Nous, chez les Frères de la Charité, nous croyons que nous devons aspirer à plus de lien pour ainsi construire un monde meilleur.
Koen Oosterlinck : « Aussi l’évolution en matière de diversité et d’inclusion mérite encore plus d’attention. En tant qu’organisation nous sommes devenus beaucoup plus ouverts au cours des 10 années passées. Nous agissons moins au départ de l’autolégitimation, mais plus au départ de la confiance sur comment nous pouvons faire évoluer notre organisation et offrir de meilleures solutions à des questions venant des différents secteurs. Nous avons osé faire des démarches qui d’abord ne semblaient pas évidentes. Nous sommes plus conscients des tensions liées à la diversité dans notre société. Nous voyons actuellement se présenter la tendance vers la polarisation. Nous, chez les Frères de la Charité, nous croyons que nous devons aspirer à plus de lien pour ainsi construire un monde meilleur. Jour après jour, rester en mouvement avec des gens. Comment pouvons-nous à l’avenir avec un esprit encore plus ouvert inclure dans ce mouvement des personnes qui sont pour l’une ou l’autre raison « différentes ».
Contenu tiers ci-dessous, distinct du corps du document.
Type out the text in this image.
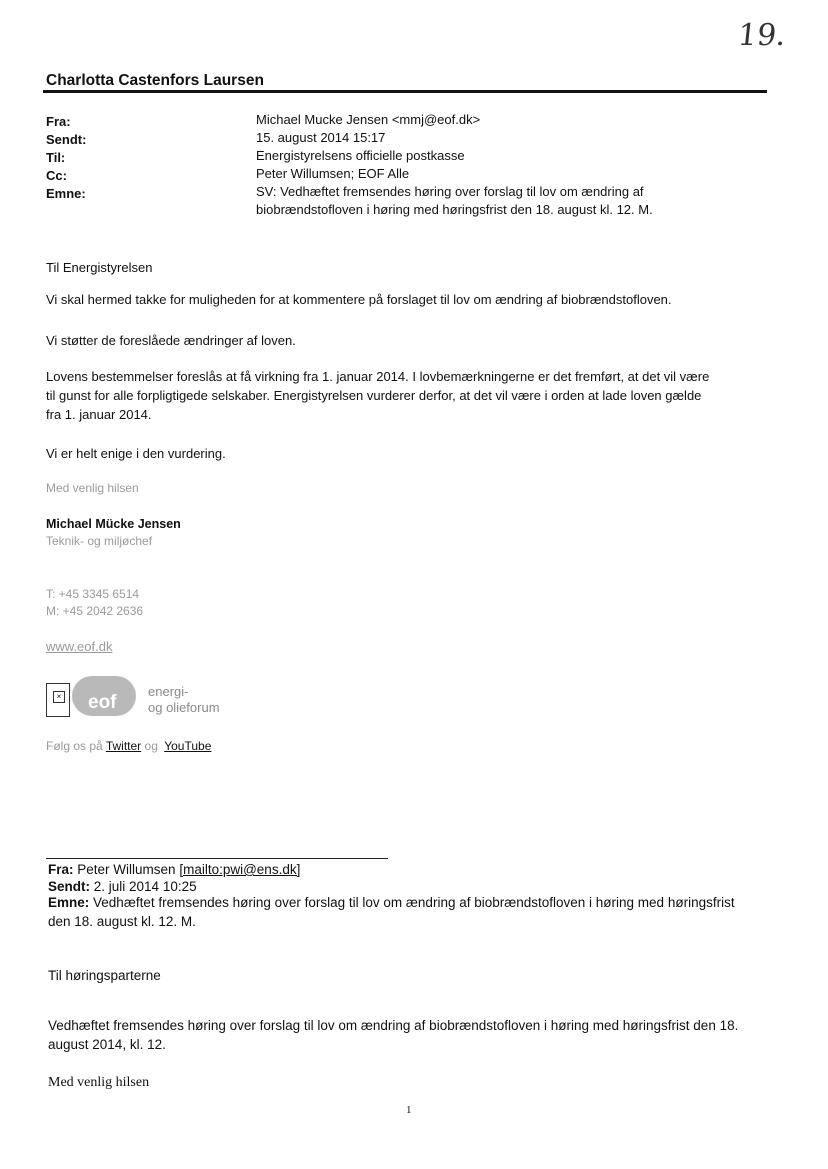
19.
Charlotta Castenfors Laursen
Fra:	Michael Mucke Jensen <mmj@eof.dk>
Sendt:	15. august 2014 15:17
Til:	Energistyrelsens officielle postkasse
Cc:	Peter Willumsen; EOF Alle
Emne:	SV: Vedhæftet fremsendes høring over forslag til lov om ændring af
biobrændstofloven i høring med høringsfrist den 18. august kl. 12. M.
Til Energistyrelsen
Vi skal hermed takke for muligheden for at kommentere på forslaget til lov om ændring af biobrændstofloven.
Vi støtter de foreslåede ændringer af loven.
Lovens bestemmelser foreslås at få virkning fra 1. januar 2014. I lovbemærkningerne er det fremført, at det vil være
til gunst for alle forpligtigede selskaber. Energistyrelsen vurderer derfor, at det vil være i orden at lade loven gælde
fra 1. januar 2014.
Vi er helt enige i den vurdering.
Med venlig hilsen
Michael Mücke Jensen
Teknik- og miljøchef
T: +45 3345 6514
M: +45 2042 2636
www.eof.dk
× eof
energi-
og olieforum
Følg os på Twitter og YouTube
Fra: Peter Willumsen [mailto:pwi@ens.dk]
Sendt: 2. juli 2014 10:25
Emne: Vedhæftet fremsendes høring over forslag til lov om ændring af biobrændstofloven i høring med høringsfrist
den 18. august kl. 12. M.
Til høringsparterne
Vedhæftet fremsendes høring over forslag til lov om ændring af biobrændstofloven i høring med høringsfrist den 18.
august 2014, kl. 12.
Med venlig hilsen
1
Raf De Rycke : « J’étais surpris de lire récemment qu’au moins 1 sur trois habitants en Belgique semble avoir des racines étrangères, quelque chose qui montera seulement à l’avenir. Cela veut dire qu’aussi nous, dans notre fonctionnement, devrons nous engager pour la diversité et l’inclusion. C’est cela qui deviendra un grand défi dans les années à venir. Dans ce cadre, nous avons développé au cours de l’année passée un texte d’orientation sur la diversité et l’inclusion, lié à un certain nombre de points d’action concrets pour le mettre en pratique. »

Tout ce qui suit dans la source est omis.